The United States Treasury Department last Friday publicly designated former IGP Kale Kayihura, rendering him ineligible to travel to the US or conduct financial transactions through the American banking system. Washington alleged that it has “credible evidence” that Kayihura, while the IGP from 2005 to 2018, “involved in torture and/or cruel, inhuman, or degrading treatment or punishment, through command responsibility of the Flying Squad, a specialised unit of the Uganda Police Force that reported directly to [him]”.

He swiftly denied any wrongdoing and rebuked the US that retails itself as a global gold standard for rule of law, for punishing him unheard. He sought to cushion himself, and flag America’s double-standards, by trumpeting that during his reign, he worked closely with the Federal Bureau of Investigations (FBI) and asked that its agents be sanctioned. This sabre-rattling may have domestic political value, but changes nothing. Kayihura’s new headache epitomises humans’ vulnerability to power.

This is most aptly captured by Lord Acton in his 1887 letter to Bishop Mandell Creighton: Power tends to corrupt, and absolute power corrupts absolutely. Great men are almost always bad men.
We do not conclude that Gen Kayihura is a bad man. It is not our job to do so. However, we would be irresponsible not to point out police excesses under him as IGP. Police routinely brutalised Opposition politicians and choked citizens with teargas.

The Rapid Response Unit (RRU), a precursor to the Flying Squad, was disbanded in December 2011 after deaths of two detainees at its Kireka headquarters and grotesque rights violations. Special Investigations Unit was sullied with similar accusations. Flying Squad that followed SIU deployed worse cruelty. Its operatives abducted and tortured citizens at will. Nalufenya detention facility, which the US cited in its designation of Gen Kayihura, was the agony chamber.

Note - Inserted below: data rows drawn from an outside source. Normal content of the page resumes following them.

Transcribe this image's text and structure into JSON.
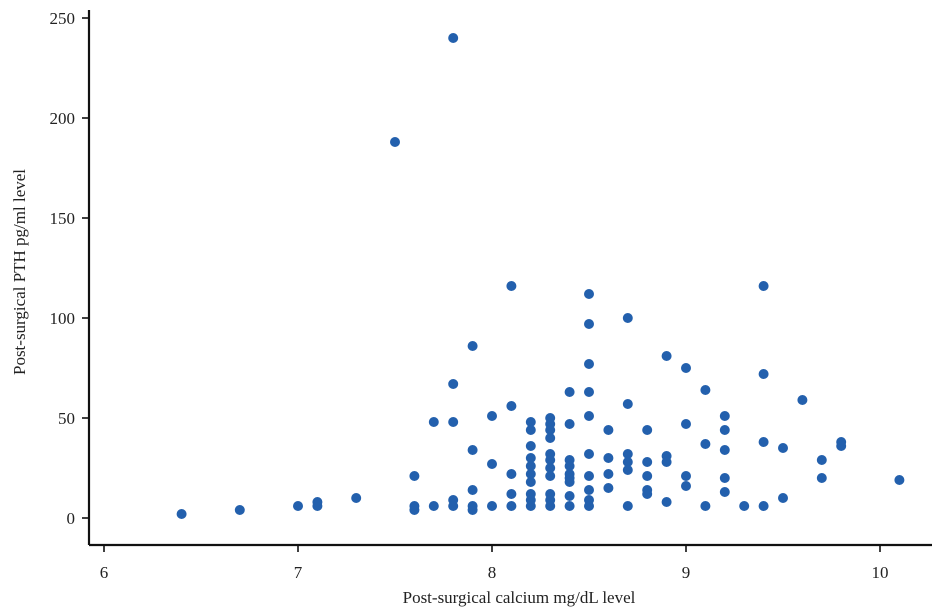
{
  "chart_data": {
    "type": "scatter",
    "title": "",
    "xlabel": "Post-surgical calcium mg/dL level",
    "ylabel": "Post-surgical PTH pg/ml level",
    "xlim": [
      6,
      10.3
    ],
    "ylim": [
      -12,
      255
    ],
    "xticks": [
      6,
      7,
      8,
      9,
      10
    ],
    "yticks": [
      0,
      50,
      100,
      150,
      200,
      250
    ],
    "grid": false,
    "legend": "none",
    "point_color": "#2360ad",
    "series": [
      {
        "points": [
          [
            6.4,
            2
          ],
          [
            6.7,
            4
          ],
          [
            7.0,
            6
          ],
          [
            7.1,
            6
          ],
          [
            7.1,
            8
          ],
          [
            7.3,
            10
          ],
          [
            7.5,
            188
          ],
          [
            7.6,
            4
          ],
          [
            7.6,
            6
          ],
          [
            7.6,
            21
          ],
          [
            7.7,
            6
          ],
          [
            7.7,
            48
          ],
          [
            7.8,
            240
          ],
          [
            7.8,
            67
          ],
          [
            7.8,
            48
          ],
          [
            7.8,
            9
          ],
          [
            7.8,
            6
          ],
          [
            7.9,
            86
          ],
          [
            7.9,
            34
          ],
          [
            7.9,
            14
          ],
          [
            7.9,
            6
          ],
          [
            7.9,
            4
          ],
          [
            8.0,
            51
          ],
          [
            8.0,
            27
          ],
          [
            8.0,
            6
          ],
          [
            8.1,
            116
          ],
          [
            8.1,
            56
          ],
          [
            8.1,
            22
          ],
          [
            8.1,
            12
          ],
          [
            8.1,
            6
          ],
          [
            8.2,
            48
          ],
          [
            8.2,
            44
          ],
          [
            8.2,
            36
          ],
          [
            8.2,
            30
          ],
          [
            8.2,
            26
          ],
          [
            8.2,
            22
          ],
          [
            8.2,
            18
          ],
          [
            8.2,
            12
          ],
          [
            8.2,
            9
          ],
          [
            8.2,
            6
          ],
          [
            8.3,
            50
          ],
          [
            8.3,
            47
          ],
          [
            8.3,
            44
          ],
          [
            8.3,
            40
          ],
          [
            8.3,
            32
          ],
          [
            8.3,
            29
          ],
          [
            8.3,
            25
          ],
          [
            8.3,
            21
          ],
          [
            8.3,
            12
          ],
          [
            8.3,
            9
          ],
          [
            8.3,
            6
          ],
          [
            8.4,
            63
          ],
          [
            8.4,
            47
          ],
          [
            8.4,
            29
          ],
          [
            8.4,
            26
          ],
          [
            8.4,
            22
          ],
          [
            8.4,
            20
          ],
          [
            8.4,
            18
          ],
          [
            8.4,
            11
          ],
          [
            8.4,
            6
          ],
          [
            8.5,
            112
          ],
          [
            8.5,
            97
          ],
          [
            8.5,
            77
          ],
          [
            8.5,
            63
          ],
          [
            8.5,
            51
          ],
          [
            8.5,
            32
          ],
          [
            8.5,
            21
          ],
          [
            8.5,
            14
          ],
          [
            8.5,
            9
          ],
          [
            8.5,
            6
          ],
          [
            8.6,
            44
          ],
          [
            8.6,
            30
          ],
          [
            8.6,
            22
          ],
          [
            8.6,
            15
          ],
          [
            8.7,
            100
          ],
          [
            8.7,
            57
          ],
          [
            8.7,
            32
          ],
          [
            8.7,
            28
          ],
          [
            8.7,
            24
          ],
          [
            8.7,
            6
          ],
          [
            8.8,
            44
          ],
          [
            8.8,
            28
          ],
          [
            8.8,
            21
          ],
          [
            8.8,
            14
          ],
          [
            8.8,
            12
          ],
          [
            8.9,
            81
          ],
          [
            8.9,
            31
          ],
          [
            8.9,
            28
          ],
          [
            8.9,
            8
          ],
          [
            9.0,
            75
          ],
          [
            9.0,
            47
          ],
          [
            9.0,
            21
          ],
          [
            9.0,
            16
          ],
          [
            9.1,
            64
          ],
          [
            9.1,
            37
          ],
          [
            9.1,
            6
          ],
          [
            9.2,
            51
          ],
          [
            9.2,
            44
          ],
          [
            9.2,
            34
          ],
          [
            9.2,
            20
          ],
          [
            9.2,
            13
          ],
          [
            9.3,
            6
          ],
          [
            9.4,
            116
          ],
          [
            9.4,
            72
          ],
          [
            9.4,
            38
          ],
          [
            9.4,
            6
          ],
          [
            9.5,
            35
          ],
          [
            9.5,
            10
          ],
          [
            9.6,
            59
          ],
          [
            9.7,
            29
          ],
          [
            9.7,
            20
          ],
          [
            9.8,
            38
          ],
          [
            9.8,
            36
          ],
          [
            10.1,
            19
          ]
        ]
      }
    ]
  }
}
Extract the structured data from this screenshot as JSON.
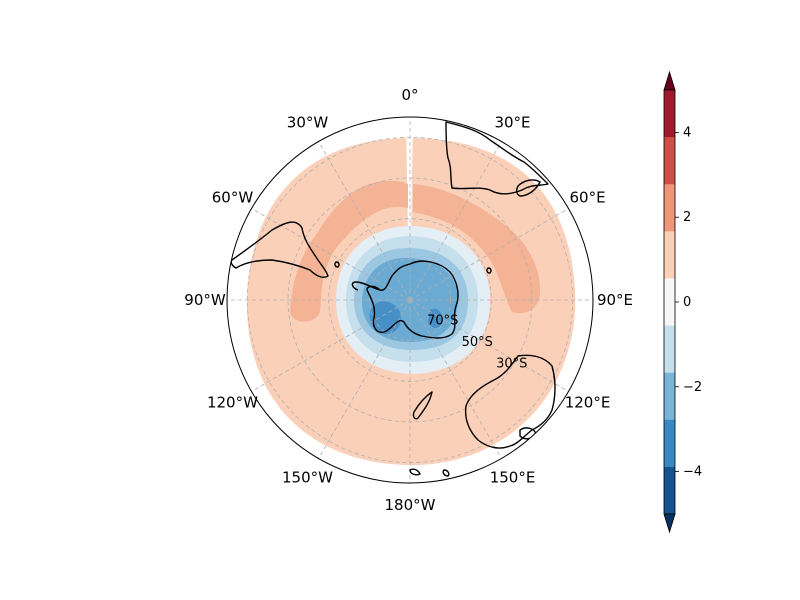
{
  "map": {
    "projection": "south-polar-stereographic",
    "longitude_labels": [
      {
        "lon": 0,
        "text": "0°"
      },
      {
        "lon": 30,
        "text": "30°E"
      },
      {
        "lon": 60,
        "text": "60°E"
      },
      {
        "lon": 90,
        "text": "90°E"
      },
      {
        "lon": 120,
        "text": "120°E"
      },
      {
        "lon": 150,
        "text": "150°E"
      },
      {
        "lon": 180,
        "text": "180°W"
      },
      {
        "lon": -150,
        "text": "150°W"
      },
      {
        "lon": -120,
        "text": "120°W"
      },
      {
        "lon": -90,
        "text": "90°W"
      },
      {
        "lon": -60,
        "text": "60°W"
      },
      {
        "lon": -30,
        "text": "30°W"
      }
    ],
    "latitude_labels": [
      {
        "lat": -70,
        "text": "70°S"
      },
      {
        "lat": -50,
        "text": "50°S"
      },
      {
        "lat": -30,
        "text": "30°S"
      }
    ],
    "gridlines": true
  },
  "colorbar": {
    "ticks": [
      "4",
      "2",
      "0",
      "−2",
      "−4"
    ],
    "levels": [
      -5,
      -4,
      -3,
      -2,
      -1,
      1,
      2,
      3,
      4,
      5
    ],
    "extend": "both",
    "colors": {
      "max_extend": "#67001f",
      "l4_5": "#9e1a2c",
      "l3_4": "#cf4f46",
      "l2_3": "#ee9677",
      "l1_2": "#fbd0b9",
      "lm1_1": "#f7f7f7",
      "lm2_m1": "#c6dfed",
      "lm3_m2": "#7ab4d6",
      "lm4_m3": "#3a88c0",
      "lm5_m4": "#175290",
      "min_extend": "#053061"
    }
  }
}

In 2017, the then Kamwenge mayor, Mr Geoffrey Byamukama, became a poster child of police ruthlessness when they dumped him at a city hospital crippled by festering wounds. Months earlier, in December 2016, some 141 Rwenzururu Kingdom loyalists limped from detention in Nalufenya to a court in Jinja where many displayed wounded palms and limps to the consternation of Chief Magistrate John Francis Kaggwa, who ordered investigations into their torture.

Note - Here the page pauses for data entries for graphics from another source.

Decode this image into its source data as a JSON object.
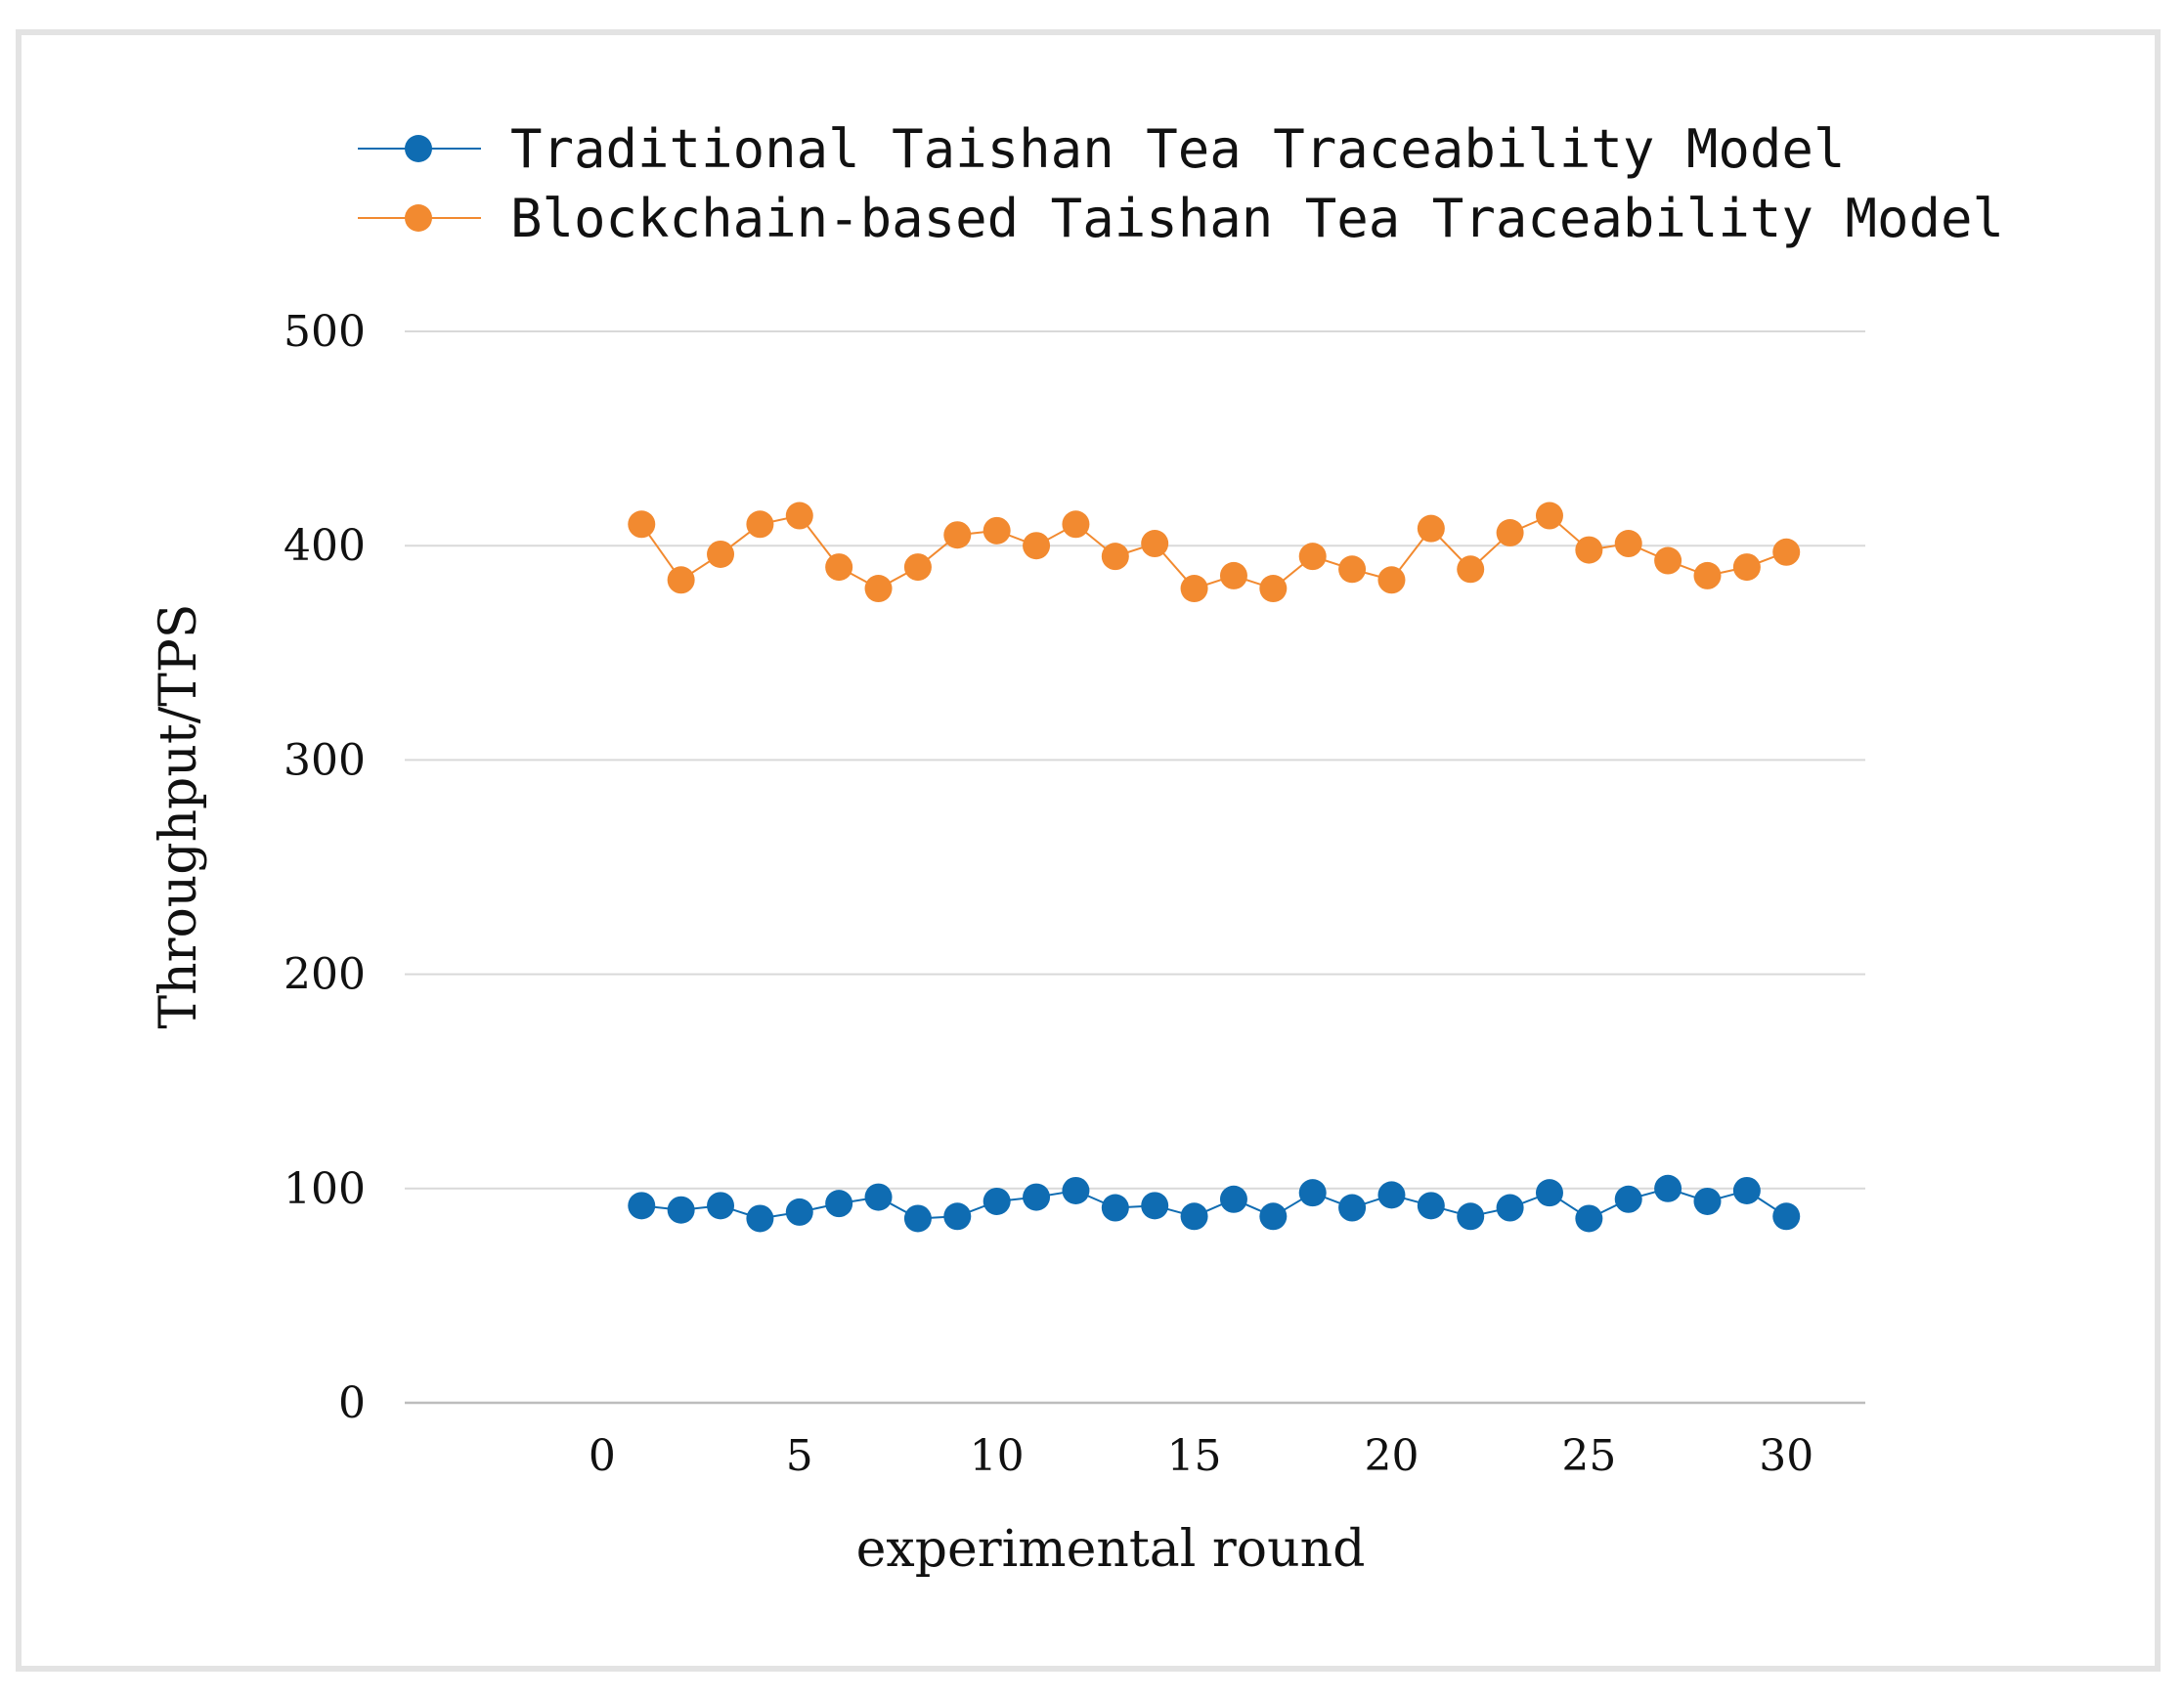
{
  "chart_data": {
    "type": "line",
    "title": "",
    "xlabel": "experimental round",
    "ylabel": "Throughput/TPS",
    "xlim": [
      -5,
      32
    ],
    "ylim": [
      0,
      500
    ],
    "x_ticks": [
      0,
      5,
      10,
      15,
      20,
      25,
      30
    ],
    "y_ticks": [
      0,
      100,
      200,
      300,
      400,
      500
    ],
    "grid": "horizontal",
    "legend_position": "top",
    "x": [
      1,
      2,
      3,
      4,
      5,
      6,
      7,
      8,
      9,
      10,
      11,
      12,
      13,
      14,
      15,
      16,
      17,
      18,
      19,
      20,
      21,
      22,
      23,
      24,
      25,
      26,
      27,
      28,
      29,
      30
    ],
    "series": [
      {
        "name": "Traditional Taishan Tea Traceability Model",
        "color": "#0f6cb2",
        "values": [
          92,
          90,
          92,
          86,
          89,
          93,
          96,
          86,
          87,
          94,
          96,
          99,
          91,
          92,
          87,
          95,
          87,
          98,
          91,
          97,
          92,
          87,
          91,
          98,
          86,
          95,
          100,
          94,
          99,
          87
        ]
      },
      {
        "name": "Blockchain-based Taishan Tea Traceability Model",
        "color": "#f28a30",
        "values": [
          410,
          384,
          396,
          410,
          414,
          390,
          380,
          390,
          405,
          407,
          400,
          410,
          395,
          401,
          380,
          386,
          380,
          395,
          389,
          384,
          408,
          389,
          406,
          414,
          398,
          401,
          393,
          386,
          390,
          397
        ]
      }
    ]
  }
}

The US ban on Kayihura alongside wife Angela Gabuka and their children - Tesi Uwibambe and Kale Rudahigwa, educated in the US and United Kingdom respectively, is a warning shot to Uganda’s powerful. For the Global Magnitsky Human Rights Accountability Act, enacted in 2012 in response to breach of the rights of Russian lawyer and auditor Sergei Magnitsky, has a borderless reach, and bites.